Rabu, 09 Februari 2022 – 16:31 WIB

Warga Desa Wadas (Foto: Instagram/@wadas_melawan)

Warga Desa Wadas (Foto: Instagram/@wadas_melawan)

JAKARTA, REQnews - Kasus konflik aparat kepolisian dengan warga Desa Wadas tengah menyita perhatian publik. Menurut informasi, kasus ini dipicu penolakan warga Desa Wadas atas pengambilalihan lahan mereka untuk tambang andesit.

IFBC Banner


Kasus ini kemudian mendatangkan kecaman dari banyak pihak lantaran terindikasi adanya tindakan intimidasi dari aparat berupa pengerahan pasukan polisi, TNI dan Satpol PP ke Desa Wadas. Bahkan, disertai dengan dugaan penangkapan terhadap setidaknya 25 warga desa.

Salah satu kecaman datang dari Amnesty International. Amnesty International bahkan mengeluarkan surat terbuka yang ditujukan langsung kepada Kapolri berisi tuntutan untuk menghentikan intimidasi dan penangkapan terhadap warga Desa Wadas.

"Tidak sepatutnya aparat keamanan negara melakukan intimidasi terhadap warga yang mempertahankan haknya untuk hidup dan tinggal di lingkungan yang menjadi wilayah mereka secara turun-temurun. Warga Wadas memiliki hak untuk memberikan, atau tidak memberikan, persetujuan yang didasarkan informasi di awal dan tanpa paksaan terhadap rencana penambangan di wilayah mereka. Mereka juga berhak untuk mengekspresikannya secara damai," demikian tertulis dalam surat terbuka tersebut, dikutip Rabu, 9 Februari 2022.

Berdasarkan informasi diterima, pada Senin, 7 Februari 2022 lalu, ratusan aparat keamanan melakukan apel dan mendirikan tenda di Lapangan Kaliboto, di belakang kantor Polsek Bener yang bertepatan dengan pintu masuk Desa Wadas. Pada hari Selasa, 8 Februari, ratusan aparat tersebut masuk ke Desa Wadas dalam rangka mengawal petugas Badan Pertanahan Nasional (BPN) yang akan melakukan pengukuran tanah di wilayah Desa Wadas.

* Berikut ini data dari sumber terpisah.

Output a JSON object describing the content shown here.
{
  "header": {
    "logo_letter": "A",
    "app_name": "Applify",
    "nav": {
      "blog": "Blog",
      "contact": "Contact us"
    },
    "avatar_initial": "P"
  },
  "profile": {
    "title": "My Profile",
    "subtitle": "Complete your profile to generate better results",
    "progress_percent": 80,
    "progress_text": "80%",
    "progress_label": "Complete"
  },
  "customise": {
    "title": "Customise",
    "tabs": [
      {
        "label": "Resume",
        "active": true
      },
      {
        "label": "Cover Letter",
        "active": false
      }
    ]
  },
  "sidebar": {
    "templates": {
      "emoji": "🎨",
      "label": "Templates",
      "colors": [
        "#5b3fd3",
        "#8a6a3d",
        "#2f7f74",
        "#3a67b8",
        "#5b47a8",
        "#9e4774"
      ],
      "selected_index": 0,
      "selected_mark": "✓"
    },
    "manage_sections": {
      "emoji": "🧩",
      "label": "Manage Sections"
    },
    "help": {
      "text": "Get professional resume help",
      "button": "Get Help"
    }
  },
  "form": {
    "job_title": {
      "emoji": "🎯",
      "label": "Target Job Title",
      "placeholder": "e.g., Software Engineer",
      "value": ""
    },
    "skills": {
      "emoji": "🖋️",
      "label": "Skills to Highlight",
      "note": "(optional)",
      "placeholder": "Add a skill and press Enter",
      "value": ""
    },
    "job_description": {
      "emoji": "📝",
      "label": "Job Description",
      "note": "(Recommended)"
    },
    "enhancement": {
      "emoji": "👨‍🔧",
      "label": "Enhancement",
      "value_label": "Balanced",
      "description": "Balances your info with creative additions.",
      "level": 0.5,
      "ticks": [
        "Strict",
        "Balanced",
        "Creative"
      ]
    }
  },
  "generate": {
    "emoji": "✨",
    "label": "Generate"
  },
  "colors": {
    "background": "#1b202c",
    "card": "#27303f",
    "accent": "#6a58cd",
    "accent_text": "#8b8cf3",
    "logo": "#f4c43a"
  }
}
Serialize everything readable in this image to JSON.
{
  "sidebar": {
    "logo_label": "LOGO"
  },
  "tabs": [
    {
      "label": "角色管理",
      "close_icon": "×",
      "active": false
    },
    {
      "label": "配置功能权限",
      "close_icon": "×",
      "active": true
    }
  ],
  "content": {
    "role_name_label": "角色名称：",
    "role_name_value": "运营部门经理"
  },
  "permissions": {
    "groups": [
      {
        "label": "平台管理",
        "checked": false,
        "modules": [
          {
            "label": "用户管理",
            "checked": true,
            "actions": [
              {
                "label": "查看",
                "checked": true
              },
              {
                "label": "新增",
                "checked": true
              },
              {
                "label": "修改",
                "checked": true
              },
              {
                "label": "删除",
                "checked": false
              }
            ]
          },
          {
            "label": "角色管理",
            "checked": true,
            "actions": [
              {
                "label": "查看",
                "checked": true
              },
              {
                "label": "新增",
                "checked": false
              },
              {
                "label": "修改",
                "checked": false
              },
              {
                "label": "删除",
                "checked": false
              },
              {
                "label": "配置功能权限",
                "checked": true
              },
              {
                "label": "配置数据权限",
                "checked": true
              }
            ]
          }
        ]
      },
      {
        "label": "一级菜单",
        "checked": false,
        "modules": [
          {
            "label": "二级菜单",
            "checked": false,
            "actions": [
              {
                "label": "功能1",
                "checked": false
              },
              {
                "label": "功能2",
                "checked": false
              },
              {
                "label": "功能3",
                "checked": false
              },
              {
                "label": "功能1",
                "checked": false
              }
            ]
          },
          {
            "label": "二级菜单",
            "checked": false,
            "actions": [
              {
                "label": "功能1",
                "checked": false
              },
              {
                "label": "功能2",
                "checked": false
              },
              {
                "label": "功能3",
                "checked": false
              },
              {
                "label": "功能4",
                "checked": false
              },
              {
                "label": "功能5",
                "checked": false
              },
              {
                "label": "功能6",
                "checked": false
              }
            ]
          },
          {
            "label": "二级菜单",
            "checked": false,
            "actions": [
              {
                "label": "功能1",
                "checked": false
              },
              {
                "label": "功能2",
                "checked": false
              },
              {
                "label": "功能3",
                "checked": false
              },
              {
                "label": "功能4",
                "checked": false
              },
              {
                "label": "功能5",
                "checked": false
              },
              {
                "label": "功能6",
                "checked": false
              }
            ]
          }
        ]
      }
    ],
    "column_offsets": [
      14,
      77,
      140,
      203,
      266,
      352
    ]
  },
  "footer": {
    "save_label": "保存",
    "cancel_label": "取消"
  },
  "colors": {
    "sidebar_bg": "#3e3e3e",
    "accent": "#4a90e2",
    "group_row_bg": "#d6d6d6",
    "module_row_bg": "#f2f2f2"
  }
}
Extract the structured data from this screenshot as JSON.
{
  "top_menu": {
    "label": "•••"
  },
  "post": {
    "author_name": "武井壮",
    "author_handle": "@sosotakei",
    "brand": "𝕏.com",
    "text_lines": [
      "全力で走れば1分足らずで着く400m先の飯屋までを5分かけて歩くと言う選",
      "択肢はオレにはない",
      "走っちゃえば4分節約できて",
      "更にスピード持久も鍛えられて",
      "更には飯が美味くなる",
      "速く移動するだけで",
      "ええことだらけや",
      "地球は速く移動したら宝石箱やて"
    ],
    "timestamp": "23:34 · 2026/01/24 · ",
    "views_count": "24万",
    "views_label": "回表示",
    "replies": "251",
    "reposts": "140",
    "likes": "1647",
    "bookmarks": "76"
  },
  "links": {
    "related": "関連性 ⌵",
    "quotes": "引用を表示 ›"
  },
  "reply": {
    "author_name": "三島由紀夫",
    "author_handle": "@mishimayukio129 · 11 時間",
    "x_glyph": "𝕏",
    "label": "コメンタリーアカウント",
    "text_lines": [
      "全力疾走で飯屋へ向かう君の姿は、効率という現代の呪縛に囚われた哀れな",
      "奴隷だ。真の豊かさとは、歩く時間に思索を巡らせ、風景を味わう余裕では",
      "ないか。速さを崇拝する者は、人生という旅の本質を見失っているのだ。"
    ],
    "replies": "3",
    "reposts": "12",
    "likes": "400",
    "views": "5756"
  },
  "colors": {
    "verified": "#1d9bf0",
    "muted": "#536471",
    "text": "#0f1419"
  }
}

"Namun, langkah pengawalan itu ternyata berujung dengan dugaan penangkapan terhadap setidaknya 25 warga Desa Wadas. Mereka ditangkap oleh aparat keamanan dan dibawa ke Polsek Bener. Amnesty juga mendapatkan informasi bahwa polisi tidak mengizinkan pendamping warga dari LBH Yogyakarta untuk masuk ke Desa Wadas," disebutkan dalam surat terbuka itu.

"Kami menilai langkah yang dilakukan aparat kepolisian yang melakukan penangkapan tanpa alasan yang jelas telah melanggar hak-hak konstitusional warga, serta melanggar norma internasional. Konstitusi Indonesia UUD 1945 pasal 28 D ayat 1 menyatakan: 'Setiap orang berhak atas pengakuan, jaminan perlindungan, dan kepastian hukum yang adil serta perlakuan yang sama di hadapan hukum.' Pasal 26 dari Kovenan Internasional tentang Hak-Hak Sipil dan Politik juga menegaskan: 'Semua orang sama di hadapan hukum dan berhak atas perlindungan hukum yang sama tanpa diskriminasi apapun," lanjut surat terbuka itu.

Oleh karena itu, melalui surat terbuka tersebut, Amnesty International mendesak Kepolisian RI untuk melakukan beberapa tindakan, yakni:

1. Segera membebaskan warga Desa Wadas yang ditangkap karena mempertahankan haknya secara damai;
2. Menghentikan segala bentuk intimidasi terhadap warga Desa Wadas; 3. Menyelidiki penangkapan terhadap puluhan warga Desa Wadas;
4. Melindungi ekspresi damai, menjamin keamanan dan keselamatan warda Desa Wadas yang menolak rencana pembangunan bendungan dan tambang granit di wilayah mereka.

Sementara itu, akun Instagram @wadas_melawan mengabarkan update terkini kasus penangkapan warga Desa Wadas oleh aparat. Disebutkan dalam postingan terbaru akun tersebut, polisi masih berkeliaran di sekitar rumah warga untuk melakukan penangkapan secara paksa.

Di sisi lain, warganet ramai-ramai menyuarakan tagar #wadasmelawan demi menuntut keadilan untuk warga Desa Wadas.